How to Stop an Addiction Step 4: Tackle the Addiction
If you don’t have any issues in your life or your head, then this is basically the first and only step. If, like many addicts, you’re at rock bottom and struggling to claw your way out, then this is the final step, but it’s also the easiest.
Tackling addiction is not that hard when you have the willpower to give up, and that willpower comes from everything we mentioned above. We often say that if you don’t believe you can make it through withdrawal without substituting with other drugs or being in a rehab clinic, then you’re not ready for withdrawal and will likely relapse as soon as you make it through.
The people who have given up drugs and never turned back are the ones who were sick to the back teeth of the drug and the lifestyle. They grew to hate the substance they used to love and they couldn’t get through withdrawal quickly enough. We’re not saying that you should take more drugs until you get to this point, but that you need to adopt this mindset. If you’re not quite there, then think about what the drug is doing to you, what you would be without it and what you have lost because of it.

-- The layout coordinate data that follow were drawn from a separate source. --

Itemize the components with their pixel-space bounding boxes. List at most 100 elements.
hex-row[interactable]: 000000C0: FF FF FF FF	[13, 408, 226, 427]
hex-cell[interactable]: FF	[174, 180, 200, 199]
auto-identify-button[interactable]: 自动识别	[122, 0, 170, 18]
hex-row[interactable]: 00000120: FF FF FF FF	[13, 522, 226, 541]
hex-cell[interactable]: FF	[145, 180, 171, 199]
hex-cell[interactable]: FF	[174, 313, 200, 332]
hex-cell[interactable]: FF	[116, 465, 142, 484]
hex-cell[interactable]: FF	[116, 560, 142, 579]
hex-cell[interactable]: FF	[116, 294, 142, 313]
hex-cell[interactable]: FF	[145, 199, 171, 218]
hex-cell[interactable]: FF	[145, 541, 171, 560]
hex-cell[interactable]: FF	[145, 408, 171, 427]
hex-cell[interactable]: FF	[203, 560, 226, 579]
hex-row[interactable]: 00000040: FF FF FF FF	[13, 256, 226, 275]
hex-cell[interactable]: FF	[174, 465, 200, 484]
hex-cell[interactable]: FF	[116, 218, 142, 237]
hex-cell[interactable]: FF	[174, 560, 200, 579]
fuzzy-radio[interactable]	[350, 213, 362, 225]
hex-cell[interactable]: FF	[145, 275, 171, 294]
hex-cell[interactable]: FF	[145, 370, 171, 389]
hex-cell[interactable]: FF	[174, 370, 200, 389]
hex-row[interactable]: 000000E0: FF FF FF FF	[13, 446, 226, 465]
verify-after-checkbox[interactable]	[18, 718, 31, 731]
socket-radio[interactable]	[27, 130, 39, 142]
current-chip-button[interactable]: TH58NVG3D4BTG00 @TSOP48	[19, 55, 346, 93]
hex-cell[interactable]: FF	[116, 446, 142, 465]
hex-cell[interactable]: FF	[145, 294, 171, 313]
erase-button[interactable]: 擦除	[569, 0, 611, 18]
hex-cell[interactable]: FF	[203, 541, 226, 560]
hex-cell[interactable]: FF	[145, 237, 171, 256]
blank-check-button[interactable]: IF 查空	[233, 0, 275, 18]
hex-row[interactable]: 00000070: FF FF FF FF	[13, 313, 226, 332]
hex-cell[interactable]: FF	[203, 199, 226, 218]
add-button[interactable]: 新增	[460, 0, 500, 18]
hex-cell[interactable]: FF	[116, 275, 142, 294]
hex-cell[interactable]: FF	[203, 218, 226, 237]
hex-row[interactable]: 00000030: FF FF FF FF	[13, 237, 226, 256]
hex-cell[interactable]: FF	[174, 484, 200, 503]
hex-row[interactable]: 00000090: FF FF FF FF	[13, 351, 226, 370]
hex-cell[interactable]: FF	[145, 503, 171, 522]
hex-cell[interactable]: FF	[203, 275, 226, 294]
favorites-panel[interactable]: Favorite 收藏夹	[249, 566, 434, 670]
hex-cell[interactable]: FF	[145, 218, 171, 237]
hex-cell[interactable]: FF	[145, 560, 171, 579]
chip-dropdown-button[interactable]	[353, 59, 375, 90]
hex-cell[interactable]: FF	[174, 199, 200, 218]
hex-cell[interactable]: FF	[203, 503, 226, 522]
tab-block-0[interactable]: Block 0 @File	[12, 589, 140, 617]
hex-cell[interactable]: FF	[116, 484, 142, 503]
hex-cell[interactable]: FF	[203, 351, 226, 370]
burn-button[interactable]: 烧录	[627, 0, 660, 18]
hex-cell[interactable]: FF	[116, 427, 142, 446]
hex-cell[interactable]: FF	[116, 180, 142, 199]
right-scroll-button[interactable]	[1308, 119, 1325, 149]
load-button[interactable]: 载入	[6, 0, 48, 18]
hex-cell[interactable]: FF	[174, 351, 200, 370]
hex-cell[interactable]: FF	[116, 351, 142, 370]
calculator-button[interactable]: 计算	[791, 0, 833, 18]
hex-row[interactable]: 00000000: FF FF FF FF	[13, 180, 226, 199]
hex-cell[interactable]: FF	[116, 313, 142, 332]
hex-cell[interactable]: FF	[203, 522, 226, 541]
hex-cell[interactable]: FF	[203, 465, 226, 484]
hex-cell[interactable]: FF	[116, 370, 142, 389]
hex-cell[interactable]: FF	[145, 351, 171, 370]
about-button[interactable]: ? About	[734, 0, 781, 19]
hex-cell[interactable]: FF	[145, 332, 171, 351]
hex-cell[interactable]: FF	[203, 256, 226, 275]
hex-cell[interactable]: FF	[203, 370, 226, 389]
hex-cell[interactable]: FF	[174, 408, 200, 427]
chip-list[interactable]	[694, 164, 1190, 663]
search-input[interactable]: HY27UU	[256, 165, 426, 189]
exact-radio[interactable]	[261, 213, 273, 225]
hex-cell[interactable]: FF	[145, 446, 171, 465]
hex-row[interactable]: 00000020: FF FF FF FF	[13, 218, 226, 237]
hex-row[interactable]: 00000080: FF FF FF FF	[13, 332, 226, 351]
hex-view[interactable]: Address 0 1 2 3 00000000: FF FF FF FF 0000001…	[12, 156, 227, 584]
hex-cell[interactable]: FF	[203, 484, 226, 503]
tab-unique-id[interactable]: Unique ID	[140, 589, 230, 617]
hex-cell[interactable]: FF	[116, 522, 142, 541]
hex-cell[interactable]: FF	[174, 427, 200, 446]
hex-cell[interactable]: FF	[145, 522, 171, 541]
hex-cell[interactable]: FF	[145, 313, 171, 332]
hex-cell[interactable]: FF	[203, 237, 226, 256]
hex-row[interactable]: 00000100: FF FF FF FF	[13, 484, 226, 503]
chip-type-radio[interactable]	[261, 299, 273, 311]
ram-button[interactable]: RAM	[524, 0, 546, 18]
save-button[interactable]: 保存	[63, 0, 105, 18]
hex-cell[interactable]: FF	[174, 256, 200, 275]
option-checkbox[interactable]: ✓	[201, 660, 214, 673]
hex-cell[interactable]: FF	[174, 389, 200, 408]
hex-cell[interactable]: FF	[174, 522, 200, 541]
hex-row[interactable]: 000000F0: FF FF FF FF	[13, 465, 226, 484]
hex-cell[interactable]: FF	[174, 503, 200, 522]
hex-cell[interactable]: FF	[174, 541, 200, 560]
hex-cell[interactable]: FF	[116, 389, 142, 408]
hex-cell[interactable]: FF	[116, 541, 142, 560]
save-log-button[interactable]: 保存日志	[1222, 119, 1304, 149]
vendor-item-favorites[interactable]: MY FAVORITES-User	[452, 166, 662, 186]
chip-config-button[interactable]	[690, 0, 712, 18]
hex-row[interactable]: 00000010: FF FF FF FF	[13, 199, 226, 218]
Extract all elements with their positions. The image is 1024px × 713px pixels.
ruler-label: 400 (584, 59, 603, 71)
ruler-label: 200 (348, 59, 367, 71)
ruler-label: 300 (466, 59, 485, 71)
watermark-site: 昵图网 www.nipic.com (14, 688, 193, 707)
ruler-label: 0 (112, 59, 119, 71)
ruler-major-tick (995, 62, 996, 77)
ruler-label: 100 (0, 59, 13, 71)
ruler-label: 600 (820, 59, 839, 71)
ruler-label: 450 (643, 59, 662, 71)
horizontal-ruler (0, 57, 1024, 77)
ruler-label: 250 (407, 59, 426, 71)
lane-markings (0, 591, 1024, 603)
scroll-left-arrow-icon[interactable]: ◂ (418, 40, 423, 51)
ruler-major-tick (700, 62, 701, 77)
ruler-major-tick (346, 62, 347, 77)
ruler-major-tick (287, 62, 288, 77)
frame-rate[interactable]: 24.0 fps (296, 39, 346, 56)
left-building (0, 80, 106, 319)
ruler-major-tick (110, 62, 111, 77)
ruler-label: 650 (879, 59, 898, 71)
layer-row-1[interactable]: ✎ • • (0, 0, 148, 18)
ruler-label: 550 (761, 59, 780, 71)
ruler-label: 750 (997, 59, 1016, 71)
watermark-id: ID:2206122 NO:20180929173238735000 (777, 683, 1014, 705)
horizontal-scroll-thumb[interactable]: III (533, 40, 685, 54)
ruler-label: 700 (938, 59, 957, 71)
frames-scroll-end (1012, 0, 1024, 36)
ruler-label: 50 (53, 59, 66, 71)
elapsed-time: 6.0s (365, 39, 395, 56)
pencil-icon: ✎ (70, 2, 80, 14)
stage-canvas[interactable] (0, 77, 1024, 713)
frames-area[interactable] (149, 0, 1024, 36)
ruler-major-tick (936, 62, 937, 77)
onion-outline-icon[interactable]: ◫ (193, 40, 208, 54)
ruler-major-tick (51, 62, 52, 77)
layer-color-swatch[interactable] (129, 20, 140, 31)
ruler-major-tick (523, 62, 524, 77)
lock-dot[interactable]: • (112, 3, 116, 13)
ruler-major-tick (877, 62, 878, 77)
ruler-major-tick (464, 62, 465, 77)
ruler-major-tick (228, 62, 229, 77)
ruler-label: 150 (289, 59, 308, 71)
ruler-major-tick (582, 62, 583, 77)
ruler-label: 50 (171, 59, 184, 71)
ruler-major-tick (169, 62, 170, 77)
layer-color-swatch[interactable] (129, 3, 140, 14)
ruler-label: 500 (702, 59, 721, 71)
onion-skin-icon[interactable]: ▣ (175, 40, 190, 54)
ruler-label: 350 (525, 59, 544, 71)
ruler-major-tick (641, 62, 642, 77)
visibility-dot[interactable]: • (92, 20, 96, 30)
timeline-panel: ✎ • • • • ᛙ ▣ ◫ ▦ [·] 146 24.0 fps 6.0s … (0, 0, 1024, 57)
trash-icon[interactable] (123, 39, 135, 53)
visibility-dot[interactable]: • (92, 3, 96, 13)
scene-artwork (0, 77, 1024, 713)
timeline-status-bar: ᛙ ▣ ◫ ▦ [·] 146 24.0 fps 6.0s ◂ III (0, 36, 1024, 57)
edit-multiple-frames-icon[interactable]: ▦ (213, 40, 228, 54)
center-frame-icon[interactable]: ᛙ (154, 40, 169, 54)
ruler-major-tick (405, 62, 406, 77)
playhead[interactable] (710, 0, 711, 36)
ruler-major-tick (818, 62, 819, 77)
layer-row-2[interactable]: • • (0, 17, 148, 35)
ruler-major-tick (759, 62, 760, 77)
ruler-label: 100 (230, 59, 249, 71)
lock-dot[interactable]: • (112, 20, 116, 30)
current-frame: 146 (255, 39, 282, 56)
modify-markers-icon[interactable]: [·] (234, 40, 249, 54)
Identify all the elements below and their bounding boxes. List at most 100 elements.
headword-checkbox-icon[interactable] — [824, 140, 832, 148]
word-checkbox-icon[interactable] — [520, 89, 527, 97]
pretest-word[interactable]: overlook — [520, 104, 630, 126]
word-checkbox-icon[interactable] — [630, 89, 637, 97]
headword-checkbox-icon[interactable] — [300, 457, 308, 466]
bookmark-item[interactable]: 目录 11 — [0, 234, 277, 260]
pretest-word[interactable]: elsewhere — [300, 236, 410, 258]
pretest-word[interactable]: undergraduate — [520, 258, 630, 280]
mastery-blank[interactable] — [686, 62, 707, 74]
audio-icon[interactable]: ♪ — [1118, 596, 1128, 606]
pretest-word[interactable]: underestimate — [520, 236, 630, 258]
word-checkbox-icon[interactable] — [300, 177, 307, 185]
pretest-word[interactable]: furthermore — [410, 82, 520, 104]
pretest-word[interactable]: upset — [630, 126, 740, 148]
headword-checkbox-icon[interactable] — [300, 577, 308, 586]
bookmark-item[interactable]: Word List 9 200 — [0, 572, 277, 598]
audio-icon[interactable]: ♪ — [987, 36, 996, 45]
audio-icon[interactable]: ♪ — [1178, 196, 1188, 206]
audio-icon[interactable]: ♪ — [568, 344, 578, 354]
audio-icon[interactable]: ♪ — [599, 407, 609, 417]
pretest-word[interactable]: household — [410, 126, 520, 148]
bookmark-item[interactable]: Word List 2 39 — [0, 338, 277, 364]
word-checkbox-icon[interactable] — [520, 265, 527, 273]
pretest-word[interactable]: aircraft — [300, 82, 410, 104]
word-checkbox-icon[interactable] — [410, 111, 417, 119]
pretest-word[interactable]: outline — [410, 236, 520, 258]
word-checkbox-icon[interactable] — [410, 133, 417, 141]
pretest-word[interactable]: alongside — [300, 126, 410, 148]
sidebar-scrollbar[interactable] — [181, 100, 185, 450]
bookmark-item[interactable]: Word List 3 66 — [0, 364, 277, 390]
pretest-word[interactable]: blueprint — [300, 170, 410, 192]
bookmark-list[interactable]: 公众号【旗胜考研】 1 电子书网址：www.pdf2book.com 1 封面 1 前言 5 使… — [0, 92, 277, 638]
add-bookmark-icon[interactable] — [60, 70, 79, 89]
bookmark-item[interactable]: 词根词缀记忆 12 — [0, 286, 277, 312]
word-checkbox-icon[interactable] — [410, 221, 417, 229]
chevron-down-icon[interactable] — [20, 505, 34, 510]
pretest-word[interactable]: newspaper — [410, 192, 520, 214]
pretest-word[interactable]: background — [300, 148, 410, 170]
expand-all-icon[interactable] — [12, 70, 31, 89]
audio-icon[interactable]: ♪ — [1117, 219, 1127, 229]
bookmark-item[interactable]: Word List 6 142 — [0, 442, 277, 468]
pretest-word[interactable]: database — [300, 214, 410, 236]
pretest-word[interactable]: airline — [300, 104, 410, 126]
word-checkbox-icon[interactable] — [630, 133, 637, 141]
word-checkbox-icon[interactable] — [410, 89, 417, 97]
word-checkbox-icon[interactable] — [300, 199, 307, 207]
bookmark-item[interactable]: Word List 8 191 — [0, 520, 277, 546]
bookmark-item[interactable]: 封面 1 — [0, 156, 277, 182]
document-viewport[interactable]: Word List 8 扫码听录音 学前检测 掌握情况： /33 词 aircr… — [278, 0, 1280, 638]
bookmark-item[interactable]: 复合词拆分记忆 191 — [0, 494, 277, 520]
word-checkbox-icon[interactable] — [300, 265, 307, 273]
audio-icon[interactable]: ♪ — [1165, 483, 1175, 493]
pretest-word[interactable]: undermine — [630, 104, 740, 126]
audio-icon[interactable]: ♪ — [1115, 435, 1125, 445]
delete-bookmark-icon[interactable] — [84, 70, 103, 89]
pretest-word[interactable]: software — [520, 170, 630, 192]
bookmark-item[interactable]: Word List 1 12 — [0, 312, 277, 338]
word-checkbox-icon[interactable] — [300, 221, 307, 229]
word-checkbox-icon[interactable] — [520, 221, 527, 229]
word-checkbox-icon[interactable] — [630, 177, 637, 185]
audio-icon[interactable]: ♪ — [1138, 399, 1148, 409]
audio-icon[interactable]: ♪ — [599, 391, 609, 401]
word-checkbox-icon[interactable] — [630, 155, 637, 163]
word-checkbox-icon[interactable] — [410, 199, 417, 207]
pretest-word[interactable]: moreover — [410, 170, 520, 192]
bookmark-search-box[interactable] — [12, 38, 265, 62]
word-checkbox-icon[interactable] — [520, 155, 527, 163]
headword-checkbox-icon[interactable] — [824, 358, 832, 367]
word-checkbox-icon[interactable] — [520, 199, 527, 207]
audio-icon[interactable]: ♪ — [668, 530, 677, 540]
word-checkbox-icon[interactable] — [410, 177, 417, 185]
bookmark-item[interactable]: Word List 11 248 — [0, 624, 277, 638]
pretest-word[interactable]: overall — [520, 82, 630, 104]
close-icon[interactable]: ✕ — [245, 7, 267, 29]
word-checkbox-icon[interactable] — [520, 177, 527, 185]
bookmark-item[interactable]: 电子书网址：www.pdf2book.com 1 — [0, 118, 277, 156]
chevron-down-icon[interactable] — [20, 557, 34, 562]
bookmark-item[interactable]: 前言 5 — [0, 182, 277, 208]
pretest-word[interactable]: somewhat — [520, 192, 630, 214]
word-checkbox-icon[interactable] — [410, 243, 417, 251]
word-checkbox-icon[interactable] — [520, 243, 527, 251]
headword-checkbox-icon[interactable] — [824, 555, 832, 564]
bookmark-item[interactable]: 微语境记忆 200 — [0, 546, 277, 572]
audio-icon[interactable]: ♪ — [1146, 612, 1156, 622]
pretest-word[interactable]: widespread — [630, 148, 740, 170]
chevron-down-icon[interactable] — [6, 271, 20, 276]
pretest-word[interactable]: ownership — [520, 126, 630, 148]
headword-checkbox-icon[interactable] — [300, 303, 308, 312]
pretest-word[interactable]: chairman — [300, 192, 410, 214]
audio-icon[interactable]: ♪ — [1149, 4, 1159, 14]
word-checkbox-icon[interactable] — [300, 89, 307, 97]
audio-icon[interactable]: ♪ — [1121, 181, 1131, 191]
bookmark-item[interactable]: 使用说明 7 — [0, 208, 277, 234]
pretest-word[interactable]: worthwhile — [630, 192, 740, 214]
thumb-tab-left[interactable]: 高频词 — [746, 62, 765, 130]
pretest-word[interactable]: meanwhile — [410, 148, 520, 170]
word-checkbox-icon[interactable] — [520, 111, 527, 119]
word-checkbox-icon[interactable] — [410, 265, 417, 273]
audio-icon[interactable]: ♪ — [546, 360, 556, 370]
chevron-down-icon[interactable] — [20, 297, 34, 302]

You need to really hate it and to hate yourself for taking it, only then will you be happy to embrace all the horrible side effects that come with withdrawal. You won’t care about lessening the blow, you won’t care about going through a few days or weeks of hell. You’ll be happy for it. And not only will you have a better chance of getting through withdrawal this way, but by suffering through it you’ll also have a lesser chance of relapsing in the future.
Think about it, if you breeze through withdrawals and realize that years of addiction brought you nothing more than a few days of being mildly unwell, then you’ll take it again and again. If you grow to despise it and then it takes you through weeks of hell, you’ll never look at it again, let alone take it.